Support histograms
It's not clear from the documentation how to support histogram plots, is it possible out-of-the-box, or do we need to do our own binning and then use a bar chart?
I think it's one of the most widespread graph, might be useful to have a few examples in the documentation
Here is an existing example (among others) consisting of three linked histograms: https://uwdata.github.io/mosaic/examples/flights-200k.html
And yes, the current model is to perform binning and create a bar chart.
Agreed that the documentation might benefit from a simpler example with "Histogram" in the name!
Thanks!
I think it would also help to make the distinction between Mosaic and vgplot clearer. The introduction is very good about talking about Mosaic, what it is and how it works, but maybe we can be more explicit about the fact that vgplot is not the only way to use Mosaic.
I agree
and also how to easily build “escape hatch” to use any methods from vega-lite / observable from Mosaic would be useful
Can you elaborate? We already explain extensibility in https://uwdata.github.io/mosaic/why-mosaic/#mosaic-is-extensible and have docs for building clients at https://uwdata.github.io/mosaic/core/#clients.

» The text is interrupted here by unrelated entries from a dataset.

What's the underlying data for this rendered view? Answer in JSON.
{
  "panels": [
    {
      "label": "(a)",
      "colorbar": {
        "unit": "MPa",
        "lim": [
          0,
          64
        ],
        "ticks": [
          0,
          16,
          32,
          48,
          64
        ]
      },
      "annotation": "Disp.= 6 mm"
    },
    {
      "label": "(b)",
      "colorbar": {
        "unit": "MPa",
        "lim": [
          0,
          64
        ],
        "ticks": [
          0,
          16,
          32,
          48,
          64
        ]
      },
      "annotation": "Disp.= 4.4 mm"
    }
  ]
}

Another example that would be really fantastic would be to understand how to bin timestamp data. There are some really good examples on how to plot data by day of week, or month in year. But I just cant get a linear timescale to plot.
vgplot.bin() throws an error "Binder Error: No function matches the given name and argument types '-(TIMESTAMP, BIGINT)' You might need to add explicit type casts." when you try to do that for example with the rectY mark. Perhaps there is something really rudimentary I am missing, in order to get that to work?
I am able to get an areaY to render with timestamp data, but I believe from performance reasons it would be significantly better to have the data binned first.
An update on the histogram with a timescale dimension - I was able to make that work, using the following approach:
-
Created a customized dateYearMonthDay() function - based off the existing dateMonth() API. Need an input argument to state whether the X1 or X2 parameter shall be calculated (X2 will add a +1 on the year date).
-
Modified the rectY function to input x1 and x2, referencing the above functions
However, I am not sure this would be considered best practice, should the bin() function be able to seamlessly support this like with other data types (or if it doesn't today, is it the aspiration that it should once implemented)? Feel free to comment on any better approach to achieve this, and I do think an example for this would be very useful as many use timescale elements also for bar charts (business reports et c).
Hi @Unemyr, this is the direction I would recommend. The vgplot bin transform is specifically focused on binning quantitative values, and by design it does not operate on date-time data and related intervals (year, quarter, month, etc). I'd recommend opening a new feature request issue for support for time bin functions that produce the desired intervals (not unlike what Vega-Lite provides). We'd also be happy to review PRs along these lines.
OK noted on that. I would be open to contributing PRs for that later. Thanks for the quick reply!
I'll close this for now since mosaic supports histograms.